In Pakistan, polio is not only a disease that has crippled millions of people over the decades and claimed lives, but also a problem that has led to the death of at least 160 polio workers or their guards since 2012. The targeting of polio workers originates in the myth that the vaccines are a Western propaganda intended to sterilize Muslims; the suspicion also links back to a 2011 hepatitis campaign in which a false vaccine drive was run to gather information on Osama bin Laden and possibly collect DNA from him. Now two more polio workers have fallen to this curse. In the Swabi district of Khyber Pakhtunkhwa near Parmoli village, the women were shot dead, reportedly by unknown men on motorcycles as they returned home from the day’s work. A new polio drive is being run in KP, from where the largest number of cases was reported in 2019 and the ongoing campaign cut short after fake videos alarmed people into refusing to have children vaccinated. In this latest case of violence, one of the women died instantly, while the other passed away at the Lady Reading Hospital where she was taken.

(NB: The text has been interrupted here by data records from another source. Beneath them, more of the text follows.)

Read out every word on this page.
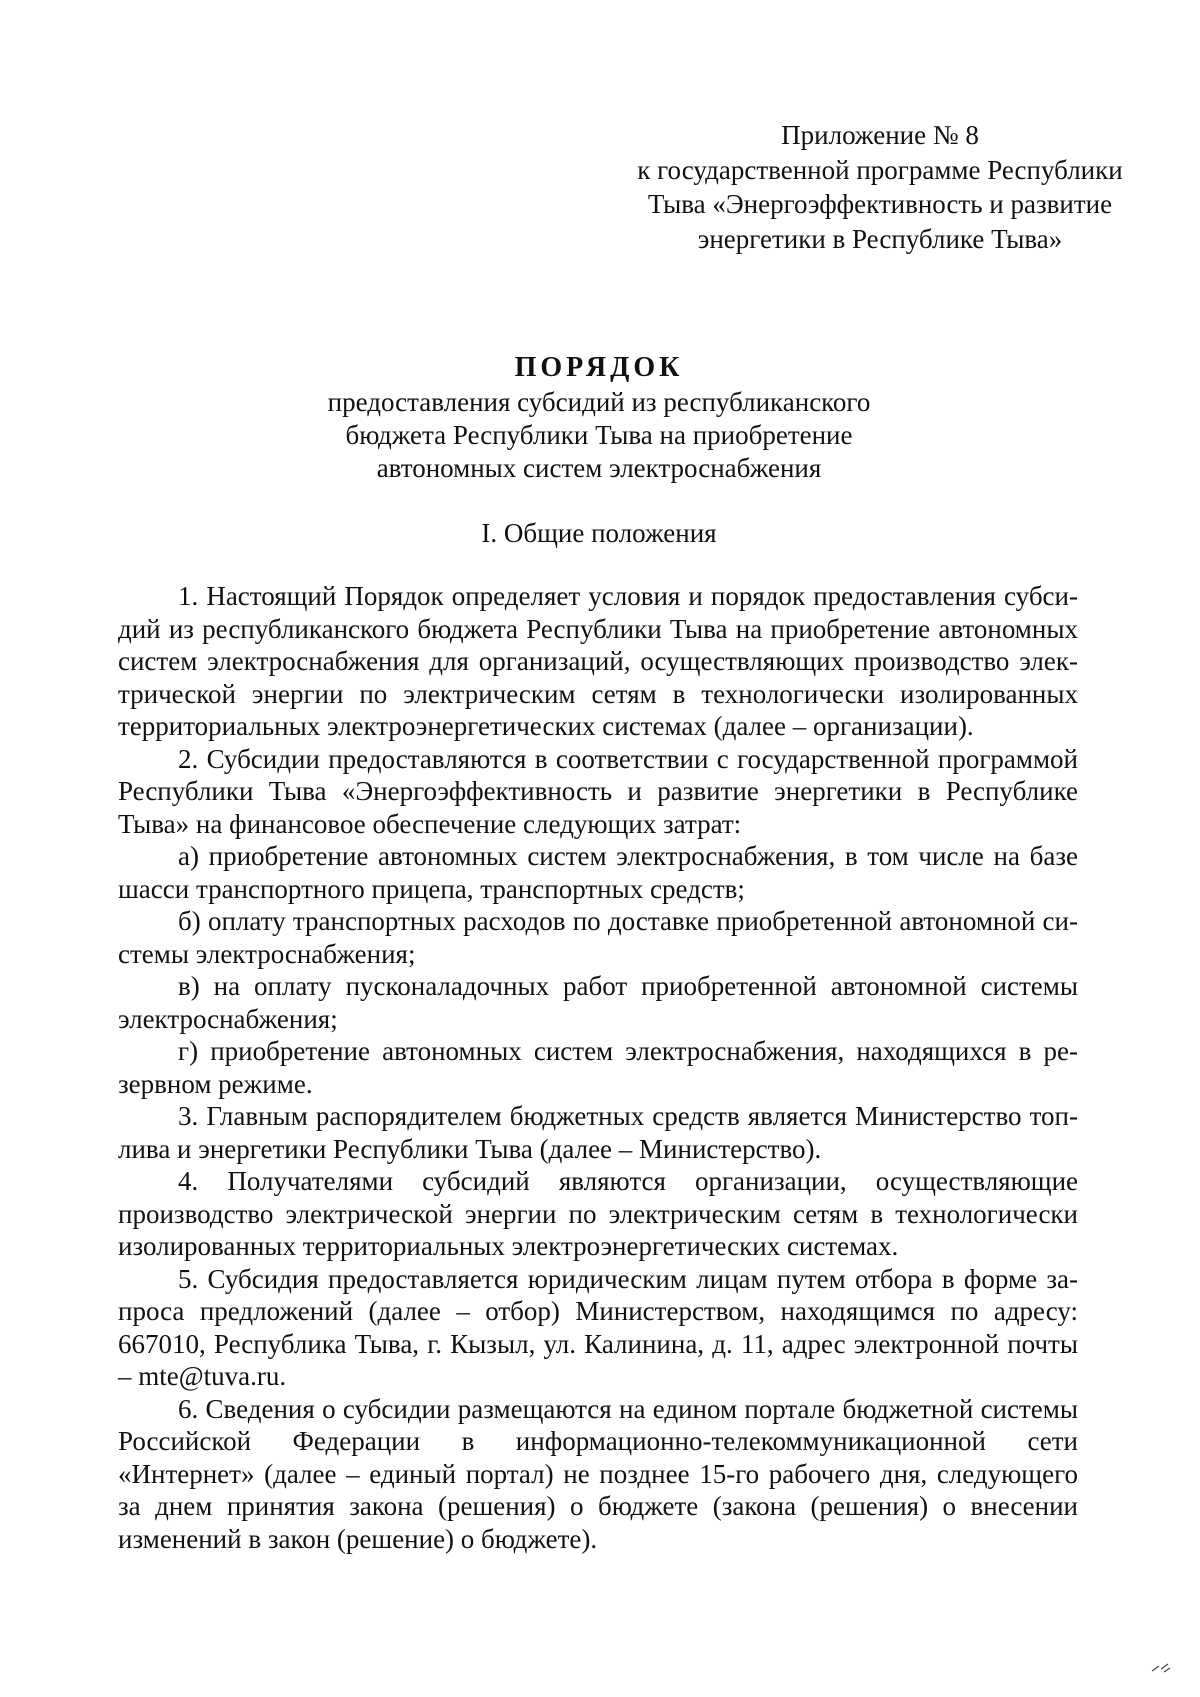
Приложение № 8
к государственной программе Республики
Тыва «Энергоэффективность и развитие
энергетики в Республике Тыва»
ПОРЯДОК
предоставления субсидий из республиканского
бюджета Республики Тыва на приобретение
автономных систем электроснабжения
I. Общие положения

1. Настоящий Порядок определяет условия и порядок предоставления субсидий из республиканского бюджета Республики Тыва на приобретение автономных систем электроснабжения для организаций, осуществляющих производство электрической энергии по электрическим сетям в технологически изолированных территориальных электроэнергетических системах (далее – организации).

2. Субсидии предоставляются в соответствии с государственной программой Республики Тыва «Энергоэффективность и развитие энергетики в Республике Тыва» на финансовое обеспечение следующих затрат:

а) приобретение автономных систем электроснабжения, в том числе на базе шасси транспортного прицепа, транспортных средств;

б) оплату транспортных расходов по доставке приобретенной автономной системы электроснабжения;

в) на оплату пусконаладочных работ приобретенной автономной системы электроснабжения;

г) приобретение автономных систем электроснабжения, находящихся в резервном режиме.

3. Главным распорядителем бюджетных средств является Министерство топлива и энергетики Республики Тыва (далее – Министерство).

4. Получателями субсидий являются организации, осуществляющие производство электрической энергии по электрическим сетям в технологически изолированных территориальных электроэнергетических системах.

5. Субсидия предоставляется юридическим лицам путем отбора в форме запроса предложений (далее – отбор) Министерством, находящимся по адресу: 667010, Республика Тыва, г. Кызыл, ул. Калинина, д. 11, адрес электронной почты – mte@tuva.ru.

6. Сведения о субсидии размещаются на едином портале бюджетной системы Российской Федерации в информационно-телекоммуникационной сети «Интернет» (далее – единый портал) не позднее 15-го рабочего дня, следующего за днем принятия закона (решения) о бюджете (закона (решения) о внесении изменений в закон (решение) о бюджете).
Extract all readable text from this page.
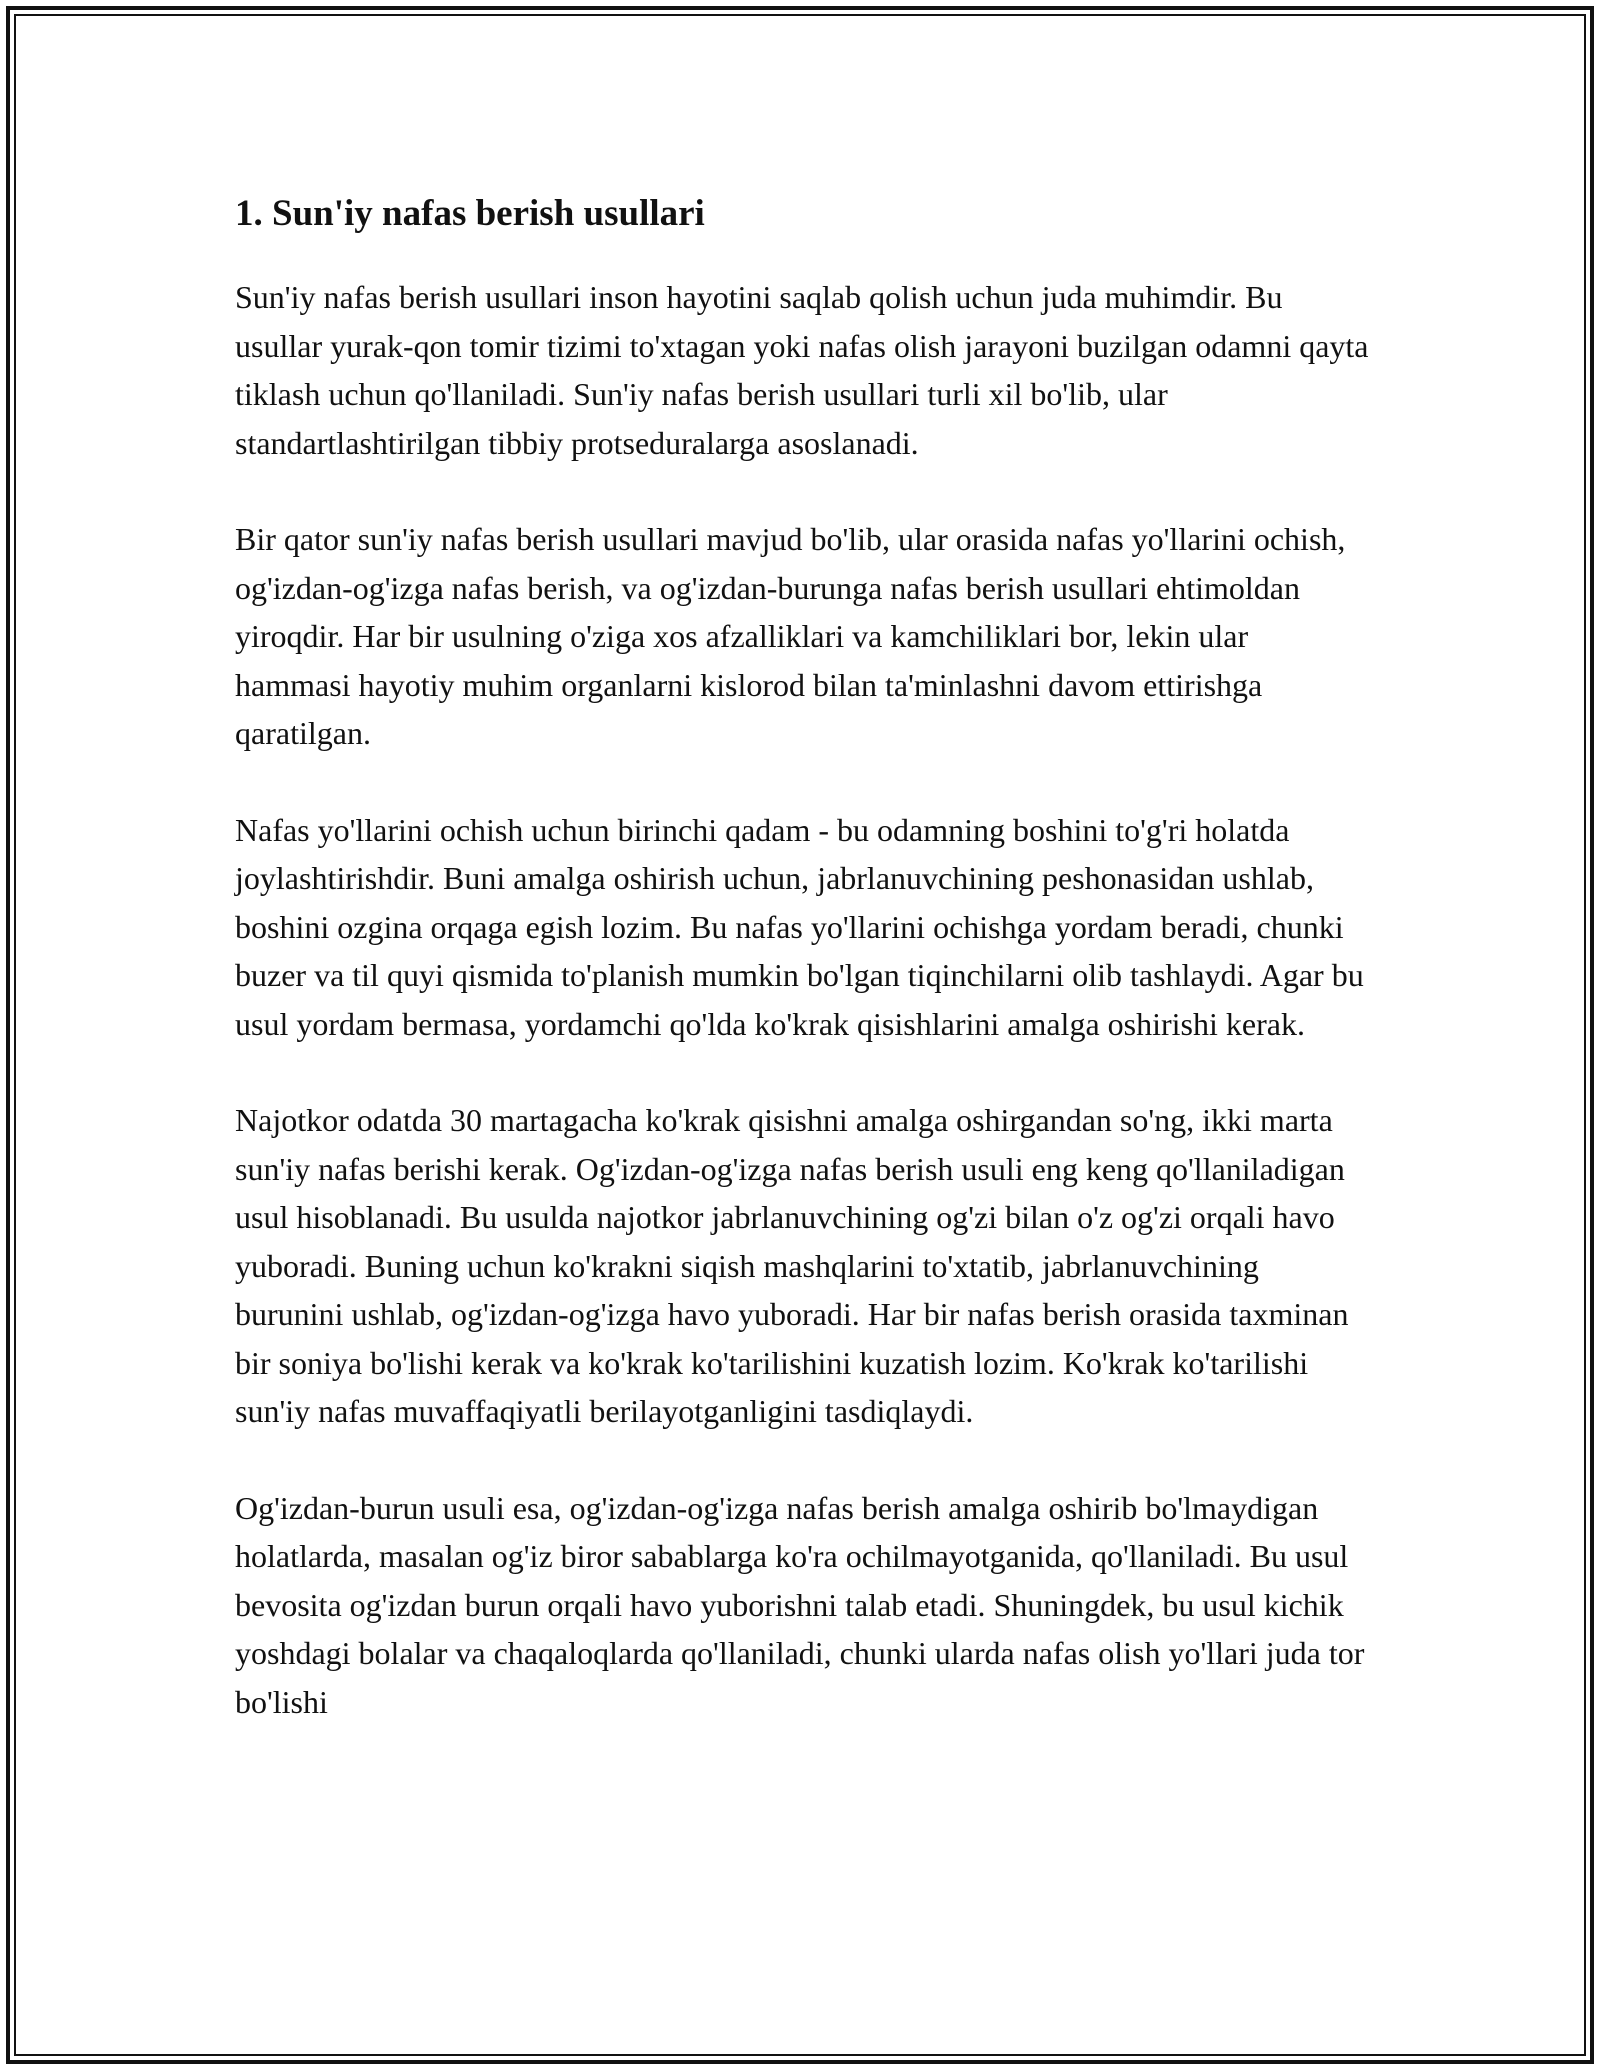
1. Sun'iy nafas berish usullari

Sun'iy nafas berish usullari inson hayotini saqlab qolish uchun juda muhimdir. Bu usullar yurak-qon tomir tizimi to'xtagan yoki nafas olish jarayoni buzilgan odamni qayta tiklash uchun qo'llaniladi. Sun'iy nafas berish usullari turli xil bo'lib, ular standartlashtirilgan tibbiy protseduralarga asoslanadi.

Bir qator sun'iy nafas berish usullari mavjud bo'lib, ular orasida nafas yo'llarini ochish, og'izdan-og'izga nafas berish, va og'izdan-burunga nafas berish usullari ehtimoldan yiroqdir. Har bir usulning o'ziga xos afzalliklari va kamchiliklari bor, lekin ular hammasi hayotiy muhim organlarni kislorod bilan ta'minlashni davom ettirishga qaratilgan.

Nafas yo'llarini ochish uchun birinchi qadam - bu odamning boshini to'g'ri holatda joylashtirishdir. Buni amalga oshirish uchun, jabrlanuvchining peshonasidan ushlab, boshini ozgina orqaga egish lozim. Bu nafas yo'llarini ochishga yordam beradi, chunki buzer va til quyi qismida to'planish mumkin bo'lgan tiqinchilarni olib tashlaydi. Agar bu usul yordam bermasa, yordamchi qo'lda ko'krak qisishlarini amalga oshirishi kerak.

Najotkor odatda 30 martagacha ko'krak qisishni amalga oshirgandan so'ng, ikki marta sun'iy nafas berishi kerak. Og'izdan-og'izga nafas berish usuli eng keng qo'llaniladigan usul hisoblanadi. Bu usulda najotkor jabrlanuvchining og'zi bilan o'z og'zi orqali havo yuboradi. Buning uchun ko'krakni siqish mashqlarini to'xtatib, jabrlanuvchining burunini ushlab, og'izdan-og'izga havo yuboradi. Har bir nafas berish orasida taxminan bir soniya bo'lishi kerak va ko'krak ko'tarilishini kuzatish lozim. Ko'krak ko'tarilishi sun'iy nafas muvaffaqiyatli berilayotganligini tasdiqlaydi.

Og'izdan-burun usuli esa, og'izdan-og'izga nafas berish amalga oshirib bo'lmaydigan holatlarda, masalan og'iz biror sabablarga ko'ra ochilmayotganida, qo'llaniladi. Bu usul bevosita og'izdan burun orqali havo yuborishni talab etadi. Shuningdek, bu usul kichik yoshdagi bolalar va chaqaloqlarda qo'llaniladi, chunki ularda nafas olish yo'llari juda tor bo'lishi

The two young women become new martyrs in the crusade against polio. Like others before them, they died in the line of duty and in an effort to save the country’s children from a terrible disease. The incident occurred in a relatively remote part of Swabi, where the local administration members say there are many unguarded roads and corridors. However, this is also a high-security area and police say it had been cordoned off. If this was indeed the case, it is difficult to understand how the killers were able to escape. There have been contradictory accounts from police, local administration officials and others. Some say the polio team was accompanied by police guards, others say there were none as they had been sent out with other teams and there are also reports that the policemen were present but failed to shoot back at the killers. All this is disturbing. The death of the women is in itself a tragedy.

Pakistan had stood at the brink of eradicating polio till 2018 when 12 cases were reported during the year. For 2019, about 140 cases were reported and in 2020, at least six cases have been noted already, four in Sindh and one each in KP and Balochistan. There is also concern about the cases in 2019 which arose from the vaccine itself. This number has now been recorded at 22 by the Global Polio Eradication Initiative, which monitors polio worldwide. Pakistan and its neighbour Afghanistan are the only two countries in the world which have failed to eradicate polio. The attacks on workers contribute to the problem by creating alarm with communities and drawing attention to the efforts of extremist groups who oppose polio vaccination. Last year, a National Strategic Advisory Group had been set up to monitor and overcome the problem. The focal person for polio at the time, Babar bin Atta had been dismissed amidst claims that he was responsible for mismanagement. But the new strategy headed by the Prime Minister’s advisor Dr. Zulfiqar Mirza does not seem to be proceeding along better lines either. The problem is an immense one and as workers are killed, more children face the peril of polio and a life of permanent paralysis.